The CFA Institute guides its members to state the nature of these types of referral arrangements, given that the practice can make the partners in such arrangements partial to each other for reasons of self-interest. Returning to the case of the bank/broker arrangement, let's suppose a competing full-service broker sets up shop in the same general area. The broker offers a wide array of products and services, with a professional staff available to answer questions between 7am and 7pm every business day. The office has two CFA candidates and three others with industry experience, and the fees to the client are competitive.

However, the full-service broker, as a matter of policy, will not engage in a formal referral arrangement with the portfolio manager at the bank, given that the two firms offer some of the same services and are thus competitors.

However, the portfolio manager knows that this new broker dealer is a high-quality outfit, particularly when compared to her golfer friend who seems more interested in maintaining his existing client base than in maintaining the level of service the portfolio manager believes clients deserve. At the same time, she does receive that ongoing commission for referrals, which has turned into a nice second income (her bank doesn't pay her what she's worth).


Under Standard VI-C, the portfolio manager, as a CFA member and charterholder, must disclose this referral arrangement, both to the clients she receives from her broker friend and to the clients she is referring to him.
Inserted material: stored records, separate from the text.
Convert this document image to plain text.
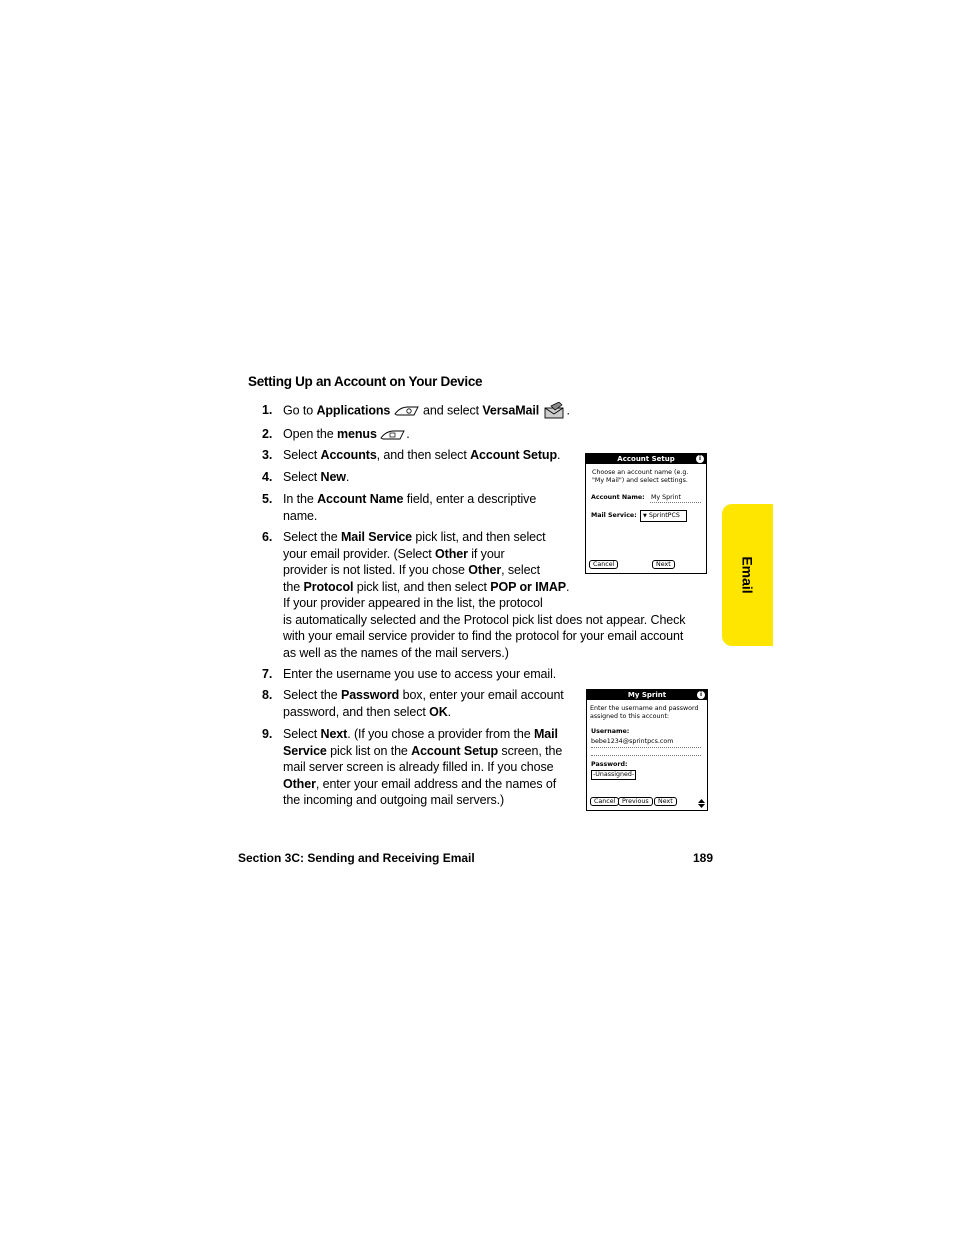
Setting Up an Account on Your Device
1. Go to Applications	and select VersaMail .
2. Open the menus .
3. Select Accounts, and then select Account Setup.
4. Select New.
5. In the Account Name field, enter a descriptive
name.
6. Select the Mail Service pick list, and then select
your email provider. (Select Other if your
provider is not listed. If you chose Other, select
the Protocol pick list, and then select POP or IMAP.
If your provider appeared in the list, the protocol
is automatically selected and the Protocol pick list does not appear. Check
with your email service provider to find the protocol for your email account
as well as the names of the mail servers.)
7. Enter the username you use to access your email.
8. Select the Password box, enter your email account
password, and then select OK.
9. Select Next. (If you chose a provider from the Mail
Service pick list on the Account Setup screen, the
mail server screen is already filled in. If you chose
Other, enter your email address and the names of
the incoming and outgoing mail servers.)
Account Setup	i
Choose an account name (e.g.
"My Mail") and select settings.
Account Name: My Sprint
Mail Service:	▼ SprintPCS
Cancel	Next
My Sprint	i
Enter the username and password
assigned to this account:
Username:
bebe1234@sprintpcs.com
Password:
-Unassigned-
Cancel	Previous	Next
Email
Section 3C: Sending and Receiving Email	189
If the portfolio manager practices fair representation and full disclosure, the client can make an informed decision as to whether a conflict of interest is present.

Applying Standard VI-C

Here are two other points to keep in mind when applying this Standard:

  • Creative Referral Arrangements - The concept of a referral fee extends to any beneficial consideration between two parties, including so-called soft-dollar agreements between broker and advisor, where the advisor receives benefits such as research reports or software and databases that archive financial information in exchange for directing trades to the broker. Such arrangements must be disclosed to clients.
  • Oral versus Written - A financial planner informs a prospect, referred to her by a CPA firm, that she pays the CPAs a flat $1,000 (out of her pocket) for the referral. However, she only mentions this information over the phone, preferring not to mention it in the contract. Standard VI-C holds that an ethic of fairness is owed to the clients. Many people don't always recall every detail mentioned to them over the phone. In this case, the planner would be in violation unless written language disclosing the $1,000 was included in the contract.

How to Comply
  • Specify All Monetary Consideration, Both Given and Received - This disclosure must be in clear language - for example: "I receive a flat commission equal to 0.75% of your account value." Specify whether fees are deducted from the client's personal account, and explain to the client if a referral fee is included as an additional hidden fee within the trading commissions.
  • Provide Written Disclosure - Fee arrangements should be included as a part of the contract that is written and signed by both parties.
  • Inform Supervisor and Compliance Officer - Let both parties know about any proposed new referral arrangement, and seek legal counsel if clarification is necessary.